Anthropology professor Francoise Dussart has been named Faculty Mentor of the Year by the Institute on Teaching and Mentoring, an organization funded by NSF, NIH, and the Gates Foundation.

Professor Francoise Dussart in her office. (Christine Buckley/UConn Photo)

Professor Francoise Dussart in her office. (Christine Buckley/UConn Photo)

Professor Francoise Dussart in her office. (Christine Buckley/UConn Photo)
Professor Francoise Dussart in her office. (Christine Buckley/UConn Photo)

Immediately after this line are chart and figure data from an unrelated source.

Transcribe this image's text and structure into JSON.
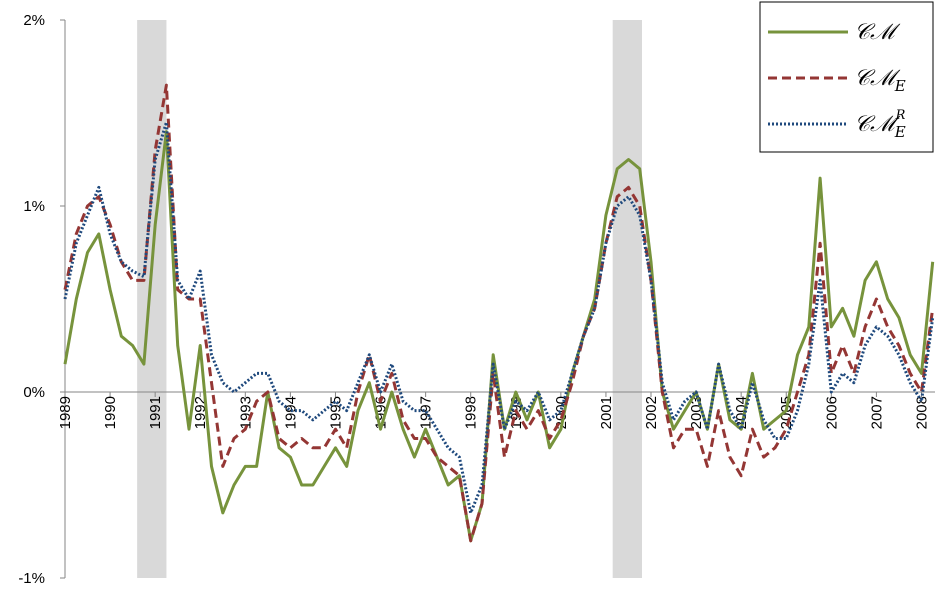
{
  "chart_data": {
    "type": "line",
    "x": [
      1989,
      1989.25,
      1989.5,
      1989.75,
      1990,
      1990.25,
      1990.5,
      1990.75,
      1991,
      1991.25,
      1991.5,
      1991.75,
      1992,
      1992.25,
      1992.5,
      1992.75,
      1993,
      1993.25,
      1993.5,
      1993.75,
      1994,
      1994.25,
      1994.5,
      1994.75,
      1995,
      1995.25,
      1995.5,
      1995.75,
      1996,
      1996.25,
      1996.5,
      1996.75,
      1997,
      1997.25,
      1997.5,
      1997.75,
      1998,
      1998.25,
      1998.5,
      1998.75,
      1999,
      1999.25,
      1999.5,
      1999.75,
      2000,
      2000.25,
      2000.5,
      2000.75,
      2001,
      2001.25,
      2001.5,
      2001.75,
      2002,
      2002.25,
      2002.5,
      2002.75,
      2003,
      2003.25,
      2003.5,
      2003.75,
      2004,
      2004.25,
      2004.5,
      2004.75,
      2005,
      2005.25,
      2005.5,
      2005.75,
      2006,
      2006.25,
      2006.5,
      2006.75,
      2007,
      2007.25,
      2007.5,
      2007.75,
      2008,
      2008.25
    ],
    "series": [
      {
        "name": "𝒞ℳ",
        "color": "#77933c",
        "dash": "solid",
        "values": [
          0.15,
          0.5,
          0.75,
          0.85,
          0.55,
          0.3,
          0.25,
          0.15,
          0.9,
          1.4,
          0.25,
          -0.2,
          0.25,
          -0.4,
          -0.65,
          -0.5,
          -0.4,
          -0.4,
          0.0,
          -0.3,
          -0.35,
          -0.5,
          -0.5,
          -0.4,
          -0.3,
          -0.4,
          -0.1,
          0.05,
          -0.2,
          0.0,
          -0.2,
          -0.35,
          -0.2,
          -0.35,
          -0.5,
          -0.45,
          -0.8,
          -0.6,
          0.2,
          -0.2,
          0.0,
          -0.15,
          0.0,
          -0.3,
          -0.2,
          0.1,
          0.3,
          0.5,
          0.95,
          1.2,
          1.25,
          1.2,
          0.7,
          0.0,
          -0.2,
          -0.1,
          0.0,
          -0.2,
          0.15,
          -0.15,
          -0.2,
          0.1,
          -0.2,
          -0.15,
          -0.1,
          0.2,
          0.35,
          1.15,
          0.35,
          0.45,
          0.3,
          0.6,
          0.7,
          0.5,
          0.4,
          0.2,
          0.1,
          0.7
        ]
      },
      {
        "name": "𝒞ℳE",
        "color": "#943634",
        "dash": "dashed",
        "values": [
          0.55,
          0.85,
          1.0,
          1.05,
          0.9,
          0.7,
          0.6,
          0.6,
          1.3,
          1.65,
          0.55,
          0.5,
          0.5,
          0.05,
          -0.4,
          -0.25,
          -0.2,
          -0.05,
          0.0,
          -0.25,
          -0.3,
          -0.25,
          -0.3,
          -0.3,
          -0.2,
          -0.3,
          0.0,
          0.2,
          -0.05,
          0.1,
          -0.15,
          -0.25,
          -0.25,
          -0.35,
          -0.4,
          -0.45,
          -0.8,
          -0.6,
          0.1,
          -0.35,
          -0.1,
          -0.2,
          -0.1,
          -0.25,
          -0.15,
          0.05,
          0.3,
          0.45,
          0.8,
          1.05,
          1.1,
          1.0,
          0.6,
          0.0,
          -0.3,
          -0.2,
          -0.2,
          -0.4,
          -0.1,
          -0.35,
          -0.45,
          -0.2,
          -0.35,
          -0.3,
          -0.2,
          0.0,
          0.2,
          0.8,
          0.1,
          0.25,
          0.1,
          0.35,
          0.5,
          0.35,
          0.25,
          0.1,
          0.0,
          0.45
        ]
      },
      {
        "name": "𝒞ℳER",
        "color": "#1f497d",
        "dash": "dotted",
        "values": [
          0.5,
          0.8,
          0.95,
          1.1,
          0.85,
          0.7,
          0.65,
          0.62,
          1.25,
          1.45,
          0.6,
          0.5,
          0.65,
          0.2,
          0.05,
          0.0,
          0.05,
          0.1,
          0.1,
          -0.05,
          -0.1,
          -0.1,
          -0.15,
          -0.1,
          -0.05,
          -0.1,
          0.05,
          0.2,
          0.0,
          0.15,
          -0.05,
          -0.1,
          -0.1,
          -0.2,
          -0.3,
          -0.35,
          -0.65,
          -0.5,
          0.15,
          -0.2,
          -0.05,
          -0.1,
          0.0,
          -0.15,
          -0.1,
          0.1,
          0.3,
          0.45,
          0.8,
          1.0,
          1.05,
          0.95,
          0.6,
          0.05,
          -0.15,
          -0.05,
          0.0,
          -0.2,
          0.15,
          -0.1,
          -0.2,
          0.05,
          -0.15,
          -0.25,
          -0.25,
          -0.1,
          0.15,
          0.6,
          0.0,
          0.1,
          0.05,
          0.25,
          0.35,
          0.3,
          0.2,
          0.05,
          -0.05,
          0.4
        ]
      }
    ],
    "xlim": [
      1989,
      2008.3
    ],
    "xticks": [
      1989,
      1990,
      1991,
      1992,
      1993,
      1994,
      1995,
      1996,
      1997,
      1998,
      1999,
      2000,
      2001,
      2002,
      2003,
      2004,
      2005,
      2006,
      2007,
      2008
    ],
    "ylim": [
      -1,
      2
    ],
    "yticks": [
      {
        "value": -1,
        "label": "-1%"
      },
      {
        "value": 0,
        "label": "0%"
      },
      {
        "value": 1,
        "label": "1%"
      },
      {
        "value": 2,
        "label": "2%"
      }
    ],
    "shaded_regions": [
      [
        1990.6,
        1991.25
      ],
      [
        2001.15,
        2001.8
      ]
    ],
    "legend": "top-right"
  }
}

Anthropology professor Francoise Dussart has been awarded the Faculty Mentor of the Year award from the Institute on Teaching and Mentoring, a nonprofit educational organization funded by the National Science Foundation, the National Institutes of Health, and the Gates Foundation.

The Institute gives its national award to professors it determines best honor the “Compact for Faculty Diversity,” a partnership of regional, federal, and foundation programs that focuses on minority graduate education and faculty diversity.

Dussart, who is also a core faculty member in the Center for Women’s, Gender, and Sexuality Studies, studies social anthropology, including expressions of gender and Australian Aboriginal society and culture.

“The award is meaningful because there are different ways to be a graduate adviser,” she says. “You have a particular relationship with every grad student and you have to make it work. Every relationship is different.”

One of Dussart’s current students, Rita Offiaeli, nominated her for the award. Offiaeli herself was recently awarded a grant from the Ruth Landes Memorial Fund to pursue her dissertation research, “When the Kolanut (Cola acuminata) Meets the Electric Slide: Constructing Transnationalism in New England.”

In recommending Dussart for the award, Offiaeli said she is a mentor who sees the personal, academic, and professional aspects of life as interwoven with each other.

“My experience is that when Professor Dussart mentors or discusses issues with me, she does not just see a graduate student but an individual who is female, older than most students, mother of four teenagers, and at any one time is positioned in various ways on the landscape of life and graduate school,” she wrote in her recommendation. “And yes, Professor Dussart somehow manages to keep these different aspects of my life within focus while gently prodding me to take even those aspects I may sometimes overlook into account, not dissuasively but encouragingly, as I make plans for the future.”

Dussart said being selected for the award is an opportunity for her to reflect on her role as a mentor.

“Getting the award made me pause and say, I’m doing things well, but how can I do things better?” she says. “Mentoring is not always rewarded, so it’s very energizing.”